The majority of the African American community worked in businesses on Bridge Street during the nineteenth century. After the close of the Civil War and the emancipation of slaves, African Americans hired themselves out in Waco in positions according to the skills and experience they possessed. Most worked as laborers and servants, though many worked in positions such as farmers, schoolteachers, and carpenters.
Near the turn of the century, Bridge Street emerged as the center of the minority-owned business community and became a communal gathering point. According to the Waco city directory, African American-owned barbershops emerged on Bridge Street as early as 1877, and several Chinese laundries and a Hispanic grocery store opened in 1892. Over the next decade, the number of minority-owned businesses increased rapidly.

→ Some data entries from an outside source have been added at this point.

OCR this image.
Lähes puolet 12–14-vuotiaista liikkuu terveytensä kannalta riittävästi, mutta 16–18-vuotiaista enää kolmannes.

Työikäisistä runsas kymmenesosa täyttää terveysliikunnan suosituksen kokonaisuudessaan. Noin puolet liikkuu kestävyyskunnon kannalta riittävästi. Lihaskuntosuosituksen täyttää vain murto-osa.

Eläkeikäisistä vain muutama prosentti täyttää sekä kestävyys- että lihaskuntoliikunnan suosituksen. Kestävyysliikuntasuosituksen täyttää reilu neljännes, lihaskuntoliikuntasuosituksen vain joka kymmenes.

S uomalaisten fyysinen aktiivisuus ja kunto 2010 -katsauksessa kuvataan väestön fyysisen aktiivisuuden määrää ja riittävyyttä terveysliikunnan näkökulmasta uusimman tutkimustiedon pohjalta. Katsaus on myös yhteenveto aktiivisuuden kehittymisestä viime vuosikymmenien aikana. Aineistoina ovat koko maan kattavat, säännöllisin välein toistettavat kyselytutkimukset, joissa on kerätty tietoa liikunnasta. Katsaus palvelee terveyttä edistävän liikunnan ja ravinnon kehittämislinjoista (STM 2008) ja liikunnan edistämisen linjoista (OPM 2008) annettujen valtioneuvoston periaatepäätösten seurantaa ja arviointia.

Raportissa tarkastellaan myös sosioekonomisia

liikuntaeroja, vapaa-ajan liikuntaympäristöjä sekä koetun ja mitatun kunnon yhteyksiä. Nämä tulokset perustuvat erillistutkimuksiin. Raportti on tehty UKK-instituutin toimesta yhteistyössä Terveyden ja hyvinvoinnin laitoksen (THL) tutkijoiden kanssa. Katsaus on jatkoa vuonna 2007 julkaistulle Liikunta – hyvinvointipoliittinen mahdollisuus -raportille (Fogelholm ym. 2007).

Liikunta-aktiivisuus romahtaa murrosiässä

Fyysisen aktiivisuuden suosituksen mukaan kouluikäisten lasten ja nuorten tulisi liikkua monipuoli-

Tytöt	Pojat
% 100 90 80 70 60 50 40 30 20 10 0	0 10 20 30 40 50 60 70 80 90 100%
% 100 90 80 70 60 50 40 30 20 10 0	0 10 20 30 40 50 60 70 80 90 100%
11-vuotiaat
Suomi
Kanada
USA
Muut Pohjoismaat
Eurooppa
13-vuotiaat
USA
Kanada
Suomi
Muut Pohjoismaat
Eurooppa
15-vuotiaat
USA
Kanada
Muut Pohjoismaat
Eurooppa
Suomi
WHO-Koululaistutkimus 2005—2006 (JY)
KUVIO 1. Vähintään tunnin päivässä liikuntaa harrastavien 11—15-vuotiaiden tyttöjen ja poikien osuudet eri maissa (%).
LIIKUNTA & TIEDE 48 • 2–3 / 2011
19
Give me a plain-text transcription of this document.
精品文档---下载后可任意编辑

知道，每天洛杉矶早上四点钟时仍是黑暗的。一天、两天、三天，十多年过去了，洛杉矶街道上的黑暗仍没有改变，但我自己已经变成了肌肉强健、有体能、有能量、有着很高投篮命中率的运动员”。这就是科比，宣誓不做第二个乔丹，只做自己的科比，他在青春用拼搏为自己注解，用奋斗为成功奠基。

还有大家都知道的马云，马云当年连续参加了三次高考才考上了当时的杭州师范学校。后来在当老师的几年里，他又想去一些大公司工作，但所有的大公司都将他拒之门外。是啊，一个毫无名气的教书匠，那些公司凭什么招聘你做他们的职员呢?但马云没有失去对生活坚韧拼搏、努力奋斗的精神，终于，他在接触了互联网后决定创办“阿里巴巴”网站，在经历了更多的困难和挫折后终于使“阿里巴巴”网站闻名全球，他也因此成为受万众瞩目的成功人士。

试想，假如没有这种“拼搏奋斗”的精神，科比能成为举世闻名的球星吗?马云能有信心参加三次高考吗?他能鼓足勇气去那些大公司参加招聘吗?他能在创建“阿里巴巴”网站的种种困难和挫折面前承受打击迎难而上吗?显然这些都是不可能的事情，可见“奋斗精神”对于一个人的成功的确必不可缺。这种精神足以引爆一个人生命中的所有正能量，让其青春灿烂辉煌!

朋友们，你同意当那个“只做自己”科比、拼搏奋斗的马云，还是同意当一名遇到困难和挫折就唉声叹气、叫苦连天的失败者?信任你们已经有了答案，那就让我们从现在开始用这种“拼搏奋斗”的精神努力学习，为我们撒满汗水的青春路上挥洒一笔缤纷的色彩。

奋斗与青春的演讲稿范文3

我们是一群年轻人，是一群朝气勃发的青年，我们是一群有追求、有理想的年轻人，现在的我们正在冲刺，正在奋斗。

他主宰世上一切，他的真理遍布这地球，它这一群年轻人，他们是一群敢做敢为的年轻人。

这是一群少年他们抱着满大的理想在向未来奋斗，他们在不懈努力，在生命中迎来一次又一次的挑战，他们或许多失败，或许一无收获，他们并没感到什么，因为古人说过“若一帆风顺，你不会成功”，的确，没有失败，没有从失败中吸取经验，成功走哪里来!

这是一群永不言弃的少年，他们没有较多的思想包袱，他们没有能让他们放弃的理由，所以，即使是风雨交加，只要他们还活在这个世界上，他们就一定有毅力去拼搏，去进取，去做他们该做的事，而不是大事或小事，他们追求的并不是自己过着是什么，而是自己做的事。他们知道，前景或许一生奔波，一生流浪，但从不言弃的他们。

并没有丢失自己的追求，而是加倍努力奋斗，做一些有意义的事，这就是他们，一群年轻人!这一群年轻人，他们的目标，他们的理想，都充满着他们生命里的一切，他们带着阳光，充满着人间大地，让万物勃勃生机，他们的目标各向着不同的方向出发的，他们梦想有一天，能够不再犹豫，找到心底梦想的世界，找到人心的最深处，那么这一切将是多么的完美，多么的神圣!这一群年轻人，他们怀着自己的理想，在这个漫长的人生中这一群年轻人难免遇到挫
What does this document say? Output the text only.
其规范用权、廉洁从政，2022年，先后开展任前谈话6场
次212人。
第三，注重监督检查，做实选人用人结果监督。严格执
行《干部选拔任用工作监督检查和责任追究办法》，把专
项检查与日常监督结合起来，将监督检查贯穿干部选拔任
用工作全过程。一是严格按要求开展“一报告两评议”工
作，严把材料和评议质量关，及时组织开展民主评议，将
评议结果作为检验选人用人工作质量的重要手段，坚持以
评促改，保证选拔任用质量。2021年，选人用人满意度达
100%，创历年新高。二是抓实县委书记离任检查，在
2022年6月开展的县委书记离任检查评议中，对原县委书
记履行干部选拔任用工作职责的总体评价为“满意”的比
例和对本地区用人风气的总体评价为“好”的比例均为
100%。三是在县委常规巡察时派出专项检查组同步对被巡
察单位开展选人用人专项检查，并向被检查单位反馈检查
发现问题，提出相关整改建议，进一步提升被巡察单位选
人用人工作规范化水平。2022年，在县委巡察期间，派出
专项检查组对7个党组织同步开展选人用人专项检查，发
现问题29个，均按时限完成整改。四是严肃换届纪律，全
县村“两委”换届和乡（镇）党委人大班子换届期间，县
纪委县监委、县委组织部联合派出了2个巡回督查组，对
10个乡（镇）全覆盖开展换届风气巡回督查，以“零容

On the weekends, Bridge Street filled with families and citizens from all over Waco. Restaurants, taverns, hotels, and theaters offered entertainment and enjoyment, while doctors, dentists, grocers, tailors, and other business owners met the community’s other needs. Bridge Street also served as the center for several African American newspapers for Waco, including the Waco Messenger.
Tragedy struck Waco, and Bridge Street, in 1953. A tornado tore through downtown, taking one hundred and fourteen lives and destroying many businesses. Several buildings on Bridge Street collapsed, injuring or killing the people within. Businesses closed, leaving the lots vacant for several years. A few, such as the Mecca Drug Store, found the funds to rebuild. The citywide urban renewal project tore down the remaining buildings on Bridge Street in 1968, leaving only City Hall standing.
Today, many lament the way in which urban renewal displaced Waco’s minorities through the destruction of Bridge Street. Though the buildings no longer stand, Bridge Street remains an important part of Waco’s history. Not only did it provide a place for Waco’s minorities to engage in commerce in the heart of downtown, but it served as a communal gathering place in which respite from prejudice and segregation could be found in the mid-twentieth century.